Certamente lo Stato deve costruire e garantire le condizioni affinché una donna possa serenamente scegliere di diventare madre, ma al contempo tutelare chi sceglie di non diventarlo liberandola dallo stigma di non aver procreato. Ma, soprattutto, quando una donna diventa madre – andando oltre le differenze fisiologiche – questa non può essere sovraccaricata dagli oneri della gestione dei figli che devono essere equamente distribuiti con l’altro genitore.

Ma veniamo alla Manovra e alla trappola comunicativa costituta dal congedo parentale. La Meloni ha dichiarato fieramente dopo l’approvazione del Disegno di Legge di Bilancio 2023 di aver aggiunto “un mese in più di congedo parentale facoltativo all’80%, ora retribuito al 30%. Io ho sempre pensato che molte madri non se lo potessero permettere”. Ecco, ma perché devono “permetterselo” solo le madri? E i padri che fine fanno?

Volendo tendere una mano alle madri in realtà questa misura ha corroborato l’idea di stampo patriarcale che sia la donna a doversi occupare dei figli e non di certo il padre che a questo punto, qui l’aggravante, non avrebbe nemmeno gli stessi diritti della madre. La promozione della cultura dell’equità vale più di una mancetta governativa e se mancavano le risorse per poter estendere la misura anche ai padri, forse era bene non vendersi la misura come il successo che in realtà non è.

A riprova della visione distorta della maternità che non tiene conto della complessità della questione di genere, sempre in Manovra la tanto discussa modifica di “Opzione Donna”. Fino ad oggi, infatti, è stata destinata a tutte le donne tenendo conto di due soli parametri “età” e “contributi”, senza requisiti legati al lavoro svolto, alla condizione familiare o personale. Adesso viene incrementata l’età assieme all’introduzione dei requisiti che restringendo drasticamente la platea delle beneficiarie gettano benzina sul gioco della discriminazione a danno delle donne che non hanno figli.

Il requisito anagrafico che vede alzata la soglia a 60 anni di età è legato al numero di figli: può essere ridotta di un anno per ogni figlio, fino al massimo di due. Solo per tre categorie indipendentemente dai figli è possibile accedere alla soglia dei 58 anni di età: essere caregiver, ovvero chi assiste un coniuge o un parente di primo grado convivente con handicap, chi ha una invalidità uguale o superiore al 74%, chi è stata licenziata o lavora per un’impresa per la quale è attivo un tavolo di crisi.

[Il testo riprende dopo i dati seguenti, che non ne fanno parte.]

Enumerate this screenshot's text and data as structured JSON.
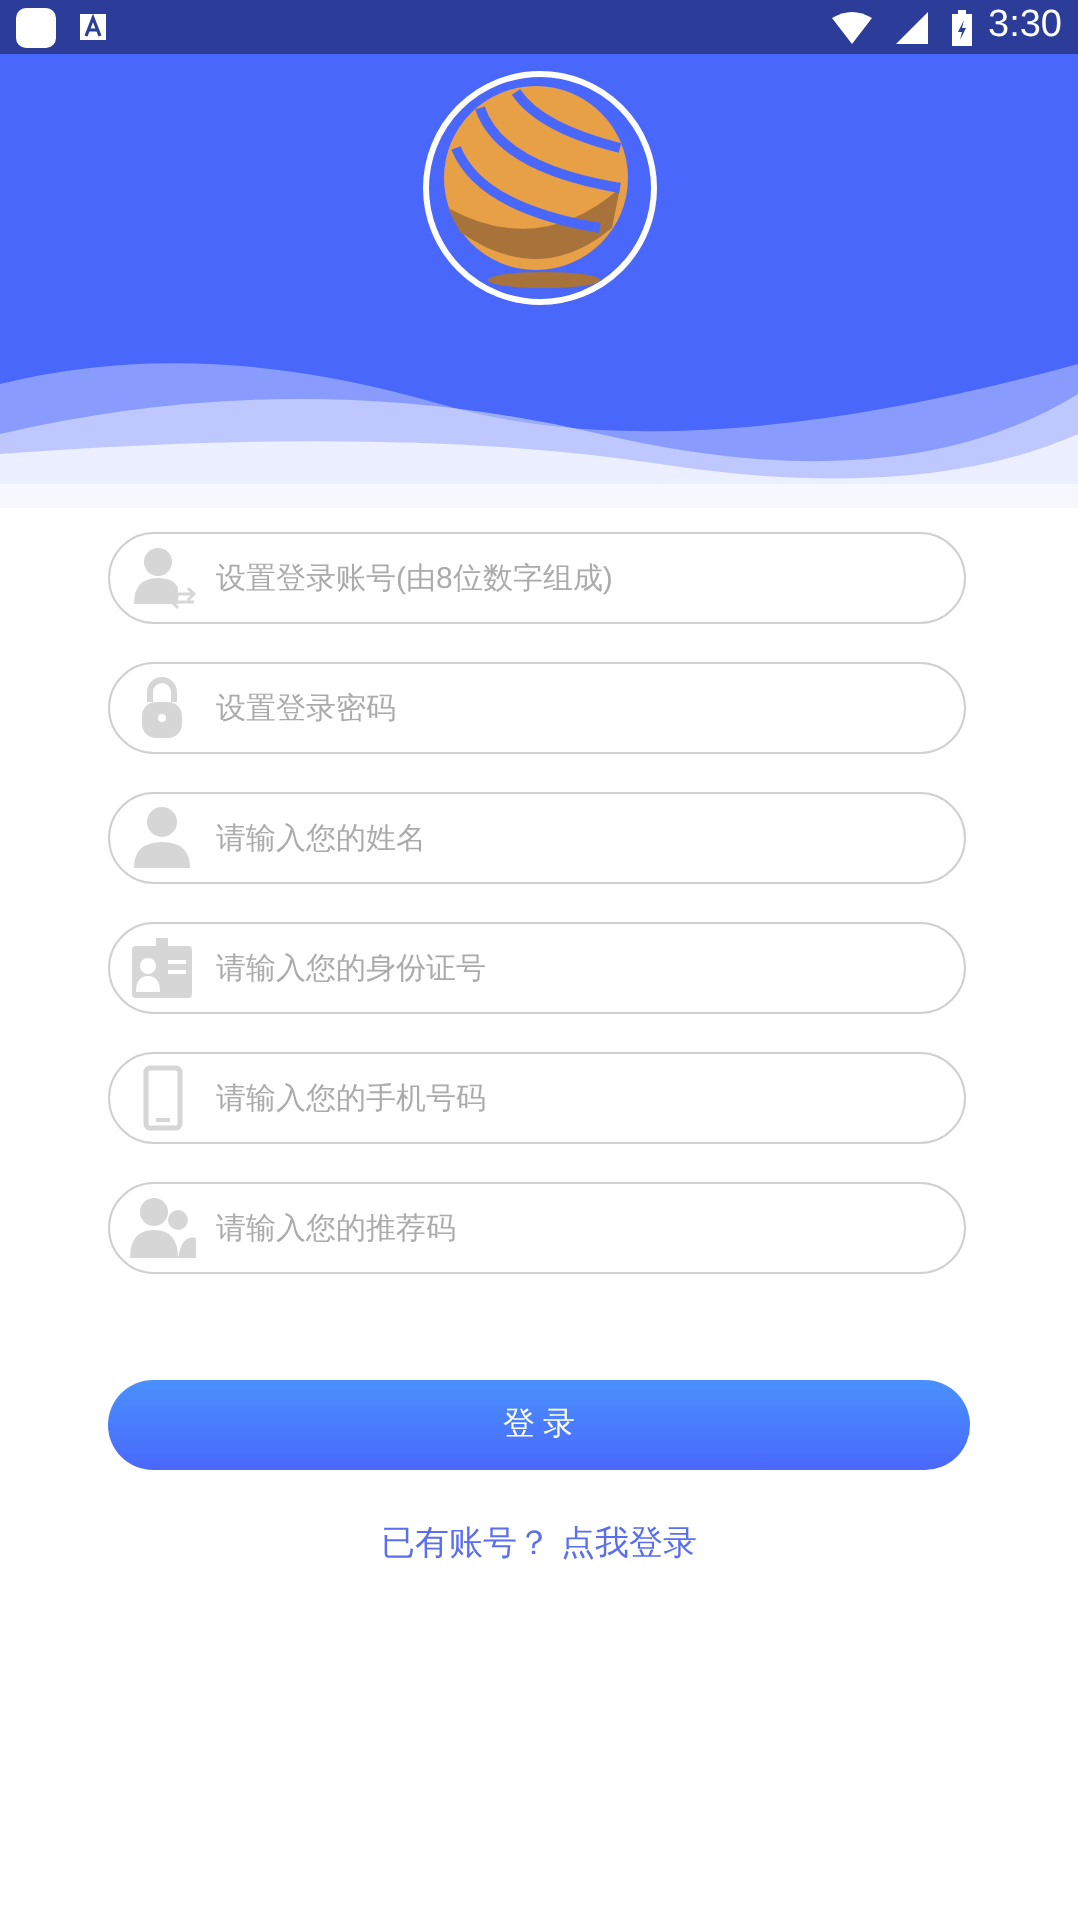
{
  "status_bar": {
    "time": "3:30"
  },
  "fields": [
    {
      "kind": "account",
      "placeholder": "设置登录账号(由8位数字组成)"
    },
    {
      "kind": "lock",
      "placeholder": "设置登录密码"
    },
    {
      "kind": "person",
      "placeholder": "请输入您的姓名"
    },
    {
      "kind": "id-card",
      "placeholder": "请输入您的身份证号"
    },
    {
      "kind": "phone",
      "placeholder": "请输入您的手机号码"
    },
    {
      "kind": "people",
      "placeholder": "请输入您的推荐码"
    }
  ],
  "submit_button": "登 录",
  "login_link": "已有账号？ 点我登录"
}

“Opzione donna” come molti hanno tuonato in questi giorni, a partire dai sindacati, diventerebbe “Opzione mamma” e così – in un rimpallo tra i ministeri per mettersi al riparo da critiche violente – si vocifera di una retromarcia governativa che, mentre la manovra viaggia verso la discussione parlamentare, non è ancora chiaro se ci sia stata o meno. E noi donne tutte, mamme e non, attendiamo di sapere.